On one occasion local generators abandoned their South Australian 
customers, blacking out whole suburbs as they chased Victorian clients. In 
Victoria $5000 was the going price when a sudden industrial dispute created 
a shortage.

And while South Australians sat around with candles, Northern Power's 
weekly income rose from $278,564 to $10,618,619. Other generators made 
similar killings.

When the Victorian Government knocked back a push for an average price rise 
of 18 per cent for household power and capped price rises to an average of 
4.7 per cent last December, there was an angry reaction from the three 
city-based private retailers.

AGL, CitiPower and Pulse Energy — the three city retailers — said the 
price cap would undermine competition. Yet we are supposed to believe that 
prices would fall with deregulation and competition.

The lower price claim is a myth. The aim of removing the cap is to be able 
to charge higher prices and make larger profits.

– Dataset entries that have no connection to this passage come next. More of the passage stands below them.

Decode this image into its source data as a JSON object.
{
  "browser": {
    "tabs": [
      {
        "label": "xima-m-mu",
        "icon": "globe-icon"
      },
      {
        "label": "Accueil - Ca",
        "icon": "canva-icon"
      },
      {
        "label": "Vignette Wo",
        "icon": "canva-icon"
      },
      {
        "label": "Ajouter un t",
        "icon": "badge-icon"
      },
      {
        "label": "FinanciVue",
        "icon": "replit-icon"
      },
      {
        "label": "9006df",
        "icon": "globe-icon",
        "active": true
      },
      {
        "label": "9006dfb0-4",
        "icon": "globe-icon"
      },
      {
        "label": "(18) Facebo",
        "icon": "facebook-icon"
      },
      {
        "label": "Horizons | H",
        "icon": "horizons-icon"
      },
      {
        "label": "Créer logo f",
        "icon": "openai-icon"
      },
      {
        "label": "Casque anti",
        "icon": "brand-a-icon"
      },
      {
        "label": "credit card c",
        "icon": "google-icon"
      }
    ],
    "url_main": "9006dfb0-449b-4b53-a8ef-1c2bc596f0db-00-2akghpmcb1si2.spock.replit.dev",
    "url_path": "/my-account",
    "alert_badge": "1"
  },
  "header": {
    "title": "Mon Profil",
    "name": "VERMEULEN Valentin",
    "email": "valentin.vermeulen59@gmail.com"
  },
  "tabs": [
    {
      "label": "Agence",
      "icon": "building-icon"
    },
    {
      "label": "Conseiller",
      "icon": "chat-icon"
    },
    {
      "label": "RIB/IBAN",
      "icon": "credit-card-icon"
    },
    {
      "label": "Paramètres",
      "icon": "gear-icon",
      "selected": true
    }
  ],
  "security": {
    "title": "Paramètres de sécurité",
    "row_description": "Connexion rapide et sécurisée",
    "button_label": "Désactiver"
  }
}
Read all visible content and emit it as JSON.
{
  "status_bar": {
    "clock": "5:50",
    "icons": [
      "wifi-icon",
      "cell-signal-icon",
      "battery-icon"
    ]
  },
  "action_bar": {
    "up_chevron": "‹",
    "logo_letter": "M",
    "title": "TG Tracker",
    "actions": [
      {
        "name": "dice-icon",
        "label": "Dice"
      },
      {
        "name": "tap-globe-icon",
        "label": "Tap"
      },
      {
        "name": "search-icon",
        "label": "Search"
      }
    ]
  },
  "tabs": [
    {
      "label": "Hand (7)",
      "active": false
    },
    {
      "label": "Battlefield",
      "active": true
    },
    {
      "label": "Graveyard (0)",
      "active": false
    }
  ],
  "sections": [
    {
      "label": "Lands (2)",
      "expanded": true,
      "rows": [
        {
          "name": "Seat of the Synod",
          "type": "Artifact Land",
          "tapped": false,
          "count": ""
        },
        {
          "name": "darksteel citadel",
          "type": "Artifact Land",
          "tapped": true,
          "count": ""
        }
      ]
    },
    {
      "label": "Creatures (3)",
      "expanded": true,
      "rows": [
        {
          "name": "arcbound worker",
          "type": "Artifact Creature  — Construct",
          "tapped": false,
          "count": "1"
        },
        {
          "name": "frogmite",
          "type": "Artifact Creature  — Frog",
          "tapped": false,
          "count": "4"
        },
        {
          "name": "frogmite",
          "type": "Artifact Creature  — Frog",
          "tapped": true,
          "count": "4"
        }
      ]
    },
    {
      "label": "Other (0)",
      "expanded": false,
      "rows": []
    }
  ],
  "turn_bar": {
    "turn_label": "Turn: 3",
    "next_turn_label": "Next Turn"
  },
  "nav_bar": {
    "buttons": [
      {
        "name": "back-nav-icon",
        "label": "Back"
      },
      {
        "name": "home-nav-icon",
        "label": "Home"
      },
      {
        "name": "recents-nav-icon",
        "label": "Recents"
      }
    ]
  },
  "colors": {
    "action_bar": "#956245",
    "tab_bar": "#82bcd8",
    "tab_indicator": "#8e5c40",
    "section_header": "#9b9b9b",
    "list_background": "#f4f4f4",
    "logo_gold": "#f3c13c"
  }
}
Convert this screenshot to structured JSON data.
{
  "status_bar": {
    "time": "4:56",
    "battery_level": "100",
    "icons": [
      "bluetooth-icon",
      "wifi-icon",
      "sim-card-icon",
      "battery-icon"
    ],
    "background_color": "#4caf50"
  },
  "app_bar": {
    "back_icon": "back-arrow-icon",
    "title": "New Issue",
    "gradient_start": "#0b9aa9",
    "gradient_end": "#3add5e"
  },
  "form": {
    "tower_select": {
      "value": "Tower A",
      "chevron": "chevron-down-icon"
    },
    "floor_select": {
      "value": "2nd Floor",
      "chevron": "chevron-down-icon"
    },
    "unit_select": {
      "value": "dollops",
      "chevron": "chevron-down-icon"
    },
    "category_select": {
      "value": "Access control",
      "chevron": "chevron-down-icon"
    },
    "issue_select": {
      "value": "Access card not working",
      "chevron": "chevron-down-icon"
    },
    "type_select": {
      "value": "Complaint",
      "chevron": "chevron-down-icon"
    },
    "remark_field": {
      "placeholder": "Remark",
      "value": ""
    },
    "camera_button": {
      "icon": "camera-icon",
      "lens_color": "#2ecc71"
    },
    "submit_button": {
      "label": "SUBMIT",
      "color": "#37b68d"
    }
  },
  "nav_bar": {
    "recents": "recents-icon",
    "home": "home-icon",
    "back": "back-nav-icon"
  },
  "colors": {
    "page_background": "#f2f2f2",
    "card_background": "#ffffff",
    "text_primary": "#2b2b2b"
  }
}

There is still time for us to learn from the Californian experience but 
governments are not listening.

* * *
*Blind Faith is published by Public Citizen, an organisation representing public interests founded by Ralph Nader in 1971. **Derivatives are a form of gambling on future prices. In the case of industry, various types of contracts are bought (options, futures contracts, etc) that give the speculator the right to buy a certain quantity of a product at a certain price at a certain time. A business, heavily reliant on electricity might buy such an option to hedge against future price rises. If prices do not go the way anticipated, they can result in massive losses. Stupidity? Madness?, yes, but that is capitalism!